Apart from the fabricated club titles, Reilly spoke with former caddies and playing partners left flabbergasted by his unsubtle cheating.
Among Trump’s wilder claims is that he has a handicap of 2.8. To put that in context, Jack Nicklaus, who has won more golf majors than any player of the history of the game, currently has a handicap of 5.2. Trump is seven years younger than Nicklaus but Reilly asks a rhetorical question: “If you needed a partner for a death match . . . would you take Trump or Jack Nicklaus?”
Golf courses feature heavily during the recent New York Times revelations into Trump’s financial records: it’s estimated that the 17 golf courses he owns have lost a total of $315 million since 2000. Through the worst of times, Trump has continued to find time to golf. He took to the course on Memorial Day, a holiday infamous for coinciding with the date that American coronavirus deaths reached 100,000. That was in May: it has since doubled.
On Friday, America stood on the brink of nine million cases. Nicklaus, incidentally, has stated that he already tested positive for and, thankfully, recovered from the virus.
Nicklaus is just one of millions of Americans to vote for Trump and he has voiced his support from the beginning of his presidency. But such an explicit declaration on the eve of the election count and coming after such a traumatic and divisive summer in America is to nail his colours to the mast. After everything.

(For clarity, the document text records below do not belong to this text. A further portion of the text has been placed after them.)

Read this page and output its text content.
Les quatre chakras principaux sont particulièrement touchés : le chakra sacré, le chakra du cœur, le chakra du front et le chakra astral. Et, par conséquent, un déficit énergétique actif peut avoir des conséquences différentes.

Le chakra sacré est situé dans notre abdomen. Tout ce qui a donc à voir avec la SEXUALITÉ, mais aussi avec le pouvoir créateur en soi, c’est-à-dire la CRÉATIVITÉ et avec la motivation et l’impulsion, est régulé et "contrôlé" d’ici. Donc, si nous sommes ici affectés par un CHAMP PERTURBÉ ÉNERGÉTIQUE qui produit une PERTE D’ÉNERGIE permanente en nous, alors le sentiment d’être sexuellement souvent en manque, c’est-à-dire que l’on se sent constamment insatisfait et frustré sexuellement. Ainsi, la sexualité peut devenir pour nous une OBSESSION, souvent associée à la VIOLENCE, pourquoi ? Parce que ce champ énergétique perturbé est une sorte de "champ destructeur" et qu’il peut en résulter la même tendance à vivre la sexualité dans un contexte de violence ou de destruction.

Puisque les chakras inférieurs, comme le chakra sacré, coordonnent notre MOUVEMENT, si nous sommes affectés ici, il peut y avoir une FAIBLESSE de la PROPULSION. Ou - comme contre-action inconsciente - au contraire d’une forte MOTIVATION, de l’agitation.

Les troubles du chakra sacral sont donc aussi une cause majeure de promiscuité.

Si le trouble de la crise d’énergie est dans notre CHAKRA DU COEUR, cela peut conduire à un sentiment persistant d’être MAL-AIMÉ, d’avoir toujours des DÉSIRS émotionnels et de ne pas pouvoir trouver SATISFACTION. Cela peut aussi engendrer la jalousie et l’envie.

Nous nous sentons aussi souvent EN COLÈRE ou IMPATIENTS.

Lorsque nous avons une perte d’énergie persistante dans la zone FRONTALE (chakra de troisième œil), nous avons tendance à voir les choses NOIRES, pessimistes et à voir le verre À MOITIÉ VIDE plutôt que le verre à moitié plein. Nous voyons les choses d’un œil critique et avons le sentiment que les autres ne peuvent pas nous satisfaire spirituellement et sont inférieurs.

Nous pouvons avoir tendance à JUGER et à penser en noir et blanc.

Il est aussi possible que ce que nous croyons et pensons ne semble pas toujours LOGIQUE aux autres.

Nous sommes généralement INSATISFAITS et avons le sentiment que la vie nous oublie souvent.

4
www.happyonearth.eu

And that's why there has been such an avalanche of dismay from so many at Nicklaus's public avowal. Nicklaus won his first major in 1962, beating Arnold Palmer in a US Open playoff. It was a different world: JFK was president, America in Camelot.
Since then, Nicklaus has stood for a particular kind of American grace: inherently decent, rigorously modest as he walked through a blaze of glory, a success story, a philanthropist, a paragon of family values, polite to a fault and well-intentioned if perhaps narrow in view and a devotee of the status quo.
It didn’t go unreported that the White House’s proposed budget includes a $20million allocation towards Nicklaus’s children’s hospital in Miami. Perhaps that promise influenced the late endorsement.
But a reputation created over half a century has been instantly and irredeemably damaged overnight in the eyes of many of Nicklaus’s former fans – and equally, enhanced for those fans of his who will also be voting red.
Golf is a rarefied sport. There are vast swathes of US society who never have and never will see a golf course and for whom that world is unattainable. The fascinating thing about Nicklaus’s message is that it shines a light on attitudes within the old prevailing orthodoxy: the suburban and business classes, the leisure and pleasure-driven - and the privileged. And they are mad as hell.
So as America hurtles towards what promises to be a crucial, fiery week in its modern history, there is only one certainty. Donald Trump will indeed be too busy for golf.